The lawmaker said his team has seen conservative simulations and observed “simulations similar to what Governor Cuomo of New York has often cited, where they think some 40% of the population may get infected. Estimates range from several thousands to a few millions. “We don’t treat them like gospel truth, but based evolving trends, there are two key observations that appear in all the simulations. One, ECQ works to a significant degree, but two, it is not feasible to do it forever.”
“We will have to lift the ECQ at some point, but we cannot afford to lift it at our current testing rate, otherwise we would be forced to reimpose it again. Doing so prematurely would have graver consequences – harder to reboot the economy, more time before we can recover, and limited scope for future growth,” he pinted out.
“Mass testing is thus essential.

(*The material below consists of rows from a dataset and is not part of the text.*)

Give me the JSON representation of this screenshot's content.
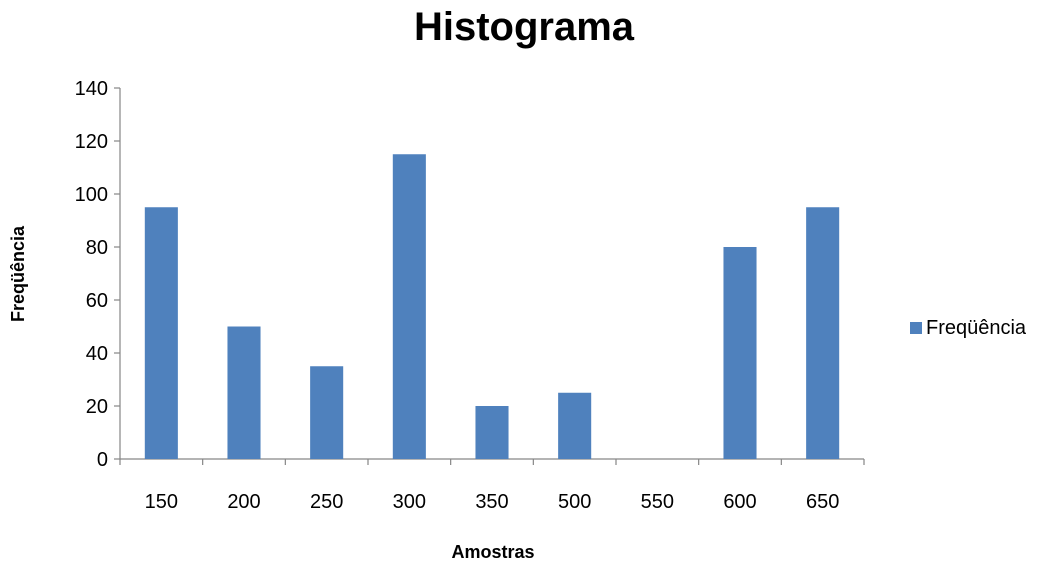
{
  "chart_data": {
    "type": "bar",
    "title": "Histograma",
    "xlabel": "Amostras",
    "ylabel": "Freqüência",
    "categories": [
      "150",
      "200",
      "250",
      "300",
      "350",
      "500",
      "550",
      "600",
      "650"
    ],
    "series": [
      {
        "name": "Freqüência",
        "values": [
          95,
          50,
          35,
          115,
          20,
          25,
          0,
          80,
          95
        ],
        "color": "#4F81BD"
      }
    ],
    "ylim": [
      0,
      140
    ],
    "yticks": [
      0,
      20,
      40,
      60,
      80,
      100,
      120,
      140
    ],
    "grid": false,
    "legend_position": "right"
  }
}
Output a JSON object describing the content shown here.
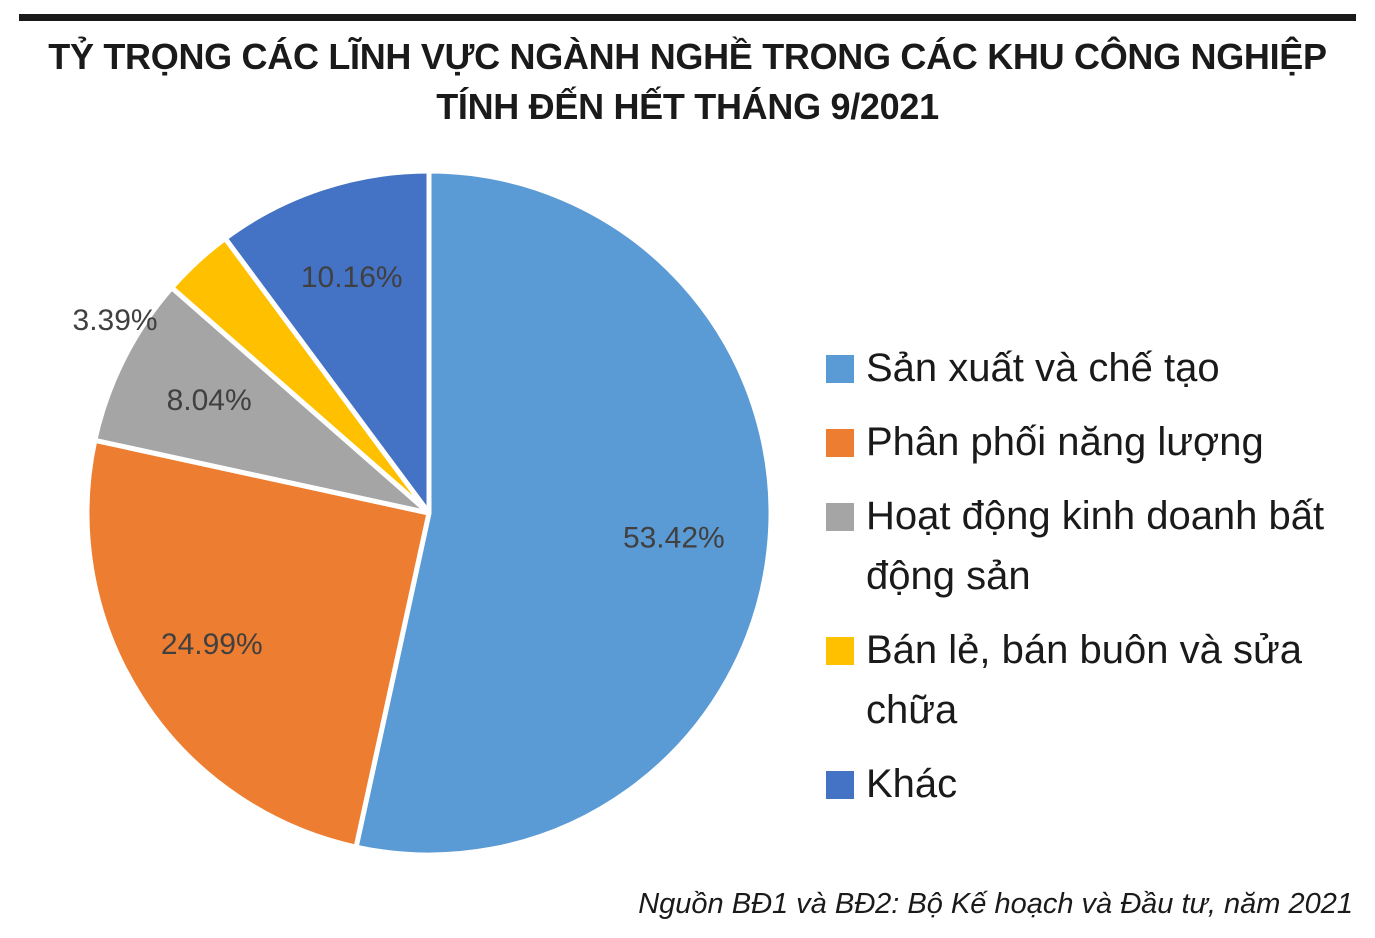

I understand that we can’t do it for the entire population, but we can begin random testing, and contact tracing of those who are positive by the LGUs concerned. We need that data for sound decision-making,” he stressed.
Salceda said he understands the constraints such as insufficient test kits and testing centers. “but we have to address those constraints, instead of saying that because of them. we will not do mass testing. We granted the President emergency powers precisely for that purpose,” he emphasized.
Salceda also asked the Department of Health to make hospitals more capable of intensive care. “There are only 1,600 mechanical ventilators nationwide. Based on the latest models predicting the infection levels, we may reach 20,000 severe active cases needing ICU care on the same day. Hopefully not, but let’s be better prepared. We need to procure more of them soon, import them if necessary, so we can buy time for our local inventors and manufacturers to ramp up local production,” he added.
The vital House committee chair likewise proposes several measures to follow a graduated lifting of ECQ, but says such decisions can be made more effective with data from mass testing. His other proposed measures include: 1) Extension of the President’s emergency powers on certain aspects, in quarterly increments, as necessary to carry out a recovery plan;
2) Aggressive expansion of intensive care facilities through expedited procurement of ventilators and other necessary medical supplies, and ensure the PPE needs of all health care workers and relevant frontliners to maintain their efficacy; 3) Extension of the lockdown in increments of 15 days, depending on the health outcomes;
4) Identification of high-risk locations (due to prevalence of co-morbidities, risky age profile, and dense households) for intensified interventions and surveillance, which includes (a) intensive barangay-level surveillance, monitoring, and observation, (b) continued subsidies and nutritional support for high-risk, contained areas, and (c) establishing isolation centers for PUIs in high-risk areas;
5) Consider class suspension in schools for the rest of the year, and facilitate arrangements based on the implications of such suspension. 6) Intensified sanitation and disinfection of areas where cases have been identified or confirmed (Wuhan-style disinfection of streets, common areas, and other facilities);
7) Resumption of government work post-lockdown, except for employees above 60 years of age, or with risky pre-existing conditions; 8) Resumption of private work post-lockdown except for those above 60 years of age, or with risky pre-existing conditions; 9) Sustained social distancing measures in areas where work has resumed;
10) Facilitation of work-from-home arrangements wherever possible (under proper guidelines, and ensured maintenance of internet infrastructure), and full resumption od off-site operations; and 11) Allowing logistics-based sales (i.e. increasing capacity of GrabDelivery and delivery service providers, instead of people congregating in brick-and-mortar shops and malls).
“If we treat this obtaining situation as war, we have to know where the enemy is. That’s the benefit of mass testing. We also have to ramp up the capacity of treatment and isolation centers because that’s where the battle to save lives really happens. All these are necessary while we restore as much normalcy as possible to the economy – because we can’t fight a serious war without a war chest,” Salceda pointed out.